After finding two Python libraries (Arrow and fastparquet) supporting writing to Parquet files I have struggled for a while trying to achieve arrays of structs.
The top answer to a question of writing Parquet files list these two libraries (and do mention lacking support for nested data).
So is there a way to write nested data to Parquet files from Python?
I tried the following with Arrow in order to store key/values.
import pyarrow as pa
import pyarrow.parquet as pq
countries = []
populations = []
countries.append('Sweden')
populations.append([{'city': 'Stockholm', 'population': 1515017}, {'city': 'Gothenburg', 'population': 590580}])
countries.append('Norway')
populations.append([{'city': 'Oslo', 'population': 958378}, {'city': 'Bergen', 'population': 254235}])
ty = pa.struct([pa.field('city', pa.string()),
pa.field('population', pa.int32())
])
fields = [
pa.field('country', pa.string()),
pa.field('populations', pa.list_(ty)),
]
sch1 = pa.schema(fields)
data = [
pa.array(countries),
pa.array(populations, type=pa.list_(ty))
]
batch = pa.RecordBatch.from_arrays(data, ['country', 'populations'])
table = pa.Table.from_batches([batch], sch1)
writer = pq.ParquetWriter('cities.parquet', sch1)
writer.write_table(table)
writer.close()
When I ran the code I got the following message:
Traceback (most recent call last):
File "stackoverflow.py", line 30, in <module>
writer.write_table(table)
File "/Users/moonhouse/anaconda2/envs/parquet/lib/python3.6/site-packages/pyarrow/parquet.py", line 327, in write_table
self.writer.write_table(table, row_group_size=row_group_size)
File "_parquet.pyx", line 955, in pyarrow._parquet.ParquetWriter.write_table
File "error.pxi", line 77, in pyarrow.lib.check_status
pyarrow.lib.ArrowInvalid: Nested column branch had multiple children
An answer in a recent Arrow JIRA ticket featuring the same error message suggests there is ongoing work of supporting structs although it is unclear to me if it covers writing or just reading of those.

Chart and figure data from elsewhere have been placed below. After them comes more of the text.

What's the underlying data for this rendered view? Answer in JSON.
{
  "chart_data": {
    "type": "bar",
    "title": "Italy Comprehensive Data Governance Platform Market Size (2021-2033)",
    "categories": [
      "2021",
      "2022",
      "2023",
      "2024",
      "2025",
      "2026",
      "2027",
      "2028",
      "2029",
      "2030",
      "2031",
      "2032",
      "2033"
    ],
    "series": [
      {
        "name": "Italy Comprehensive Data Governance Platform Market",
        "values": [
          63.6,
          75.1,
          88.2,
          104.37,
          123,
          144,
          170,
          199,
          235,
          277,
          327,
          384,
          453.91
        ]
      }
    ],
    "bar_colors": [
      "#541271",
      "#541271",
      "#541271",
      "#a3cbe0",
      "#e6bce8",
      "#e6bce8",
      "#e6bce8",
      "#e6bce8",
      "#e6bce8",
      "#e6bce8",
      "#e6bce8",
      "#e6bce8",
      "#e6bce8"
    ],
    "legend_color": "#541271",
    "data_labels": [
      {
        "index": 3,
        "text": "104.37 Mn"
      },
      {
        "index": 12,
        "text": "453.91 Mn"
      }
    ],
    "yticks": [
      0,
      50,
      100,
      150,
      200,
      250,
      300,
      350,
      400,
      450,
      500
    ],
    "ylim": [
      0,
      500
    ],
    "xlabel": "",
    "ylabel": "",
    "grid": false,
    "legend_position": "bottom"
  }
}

When I tried to store data using fastparquet (like here when I had a list of strings):
import pandas as pd
from fastparquet import write
data = [{ 'cities': ['Stockholm', 'Copenhagen', 'Oslo', 'Helsinki']}]
df = pd.DataFrame(data)
write('test.parq', df, compression='SNAPPY')
no error message was given but when viewed in parquet-tools I noticed that the data is Base64-encoded JSON.
cities = WyJTdG9ja2hvbG0iLCAiQ29wZW5oYWdlbiIsICJPc2xvIiwgIkhlbHNpbmtpIl0=
This is expected, I guess, given that fastparquet doesn't support nested object arrays.
Pulling arrow >= 0.17.0 should fix your error.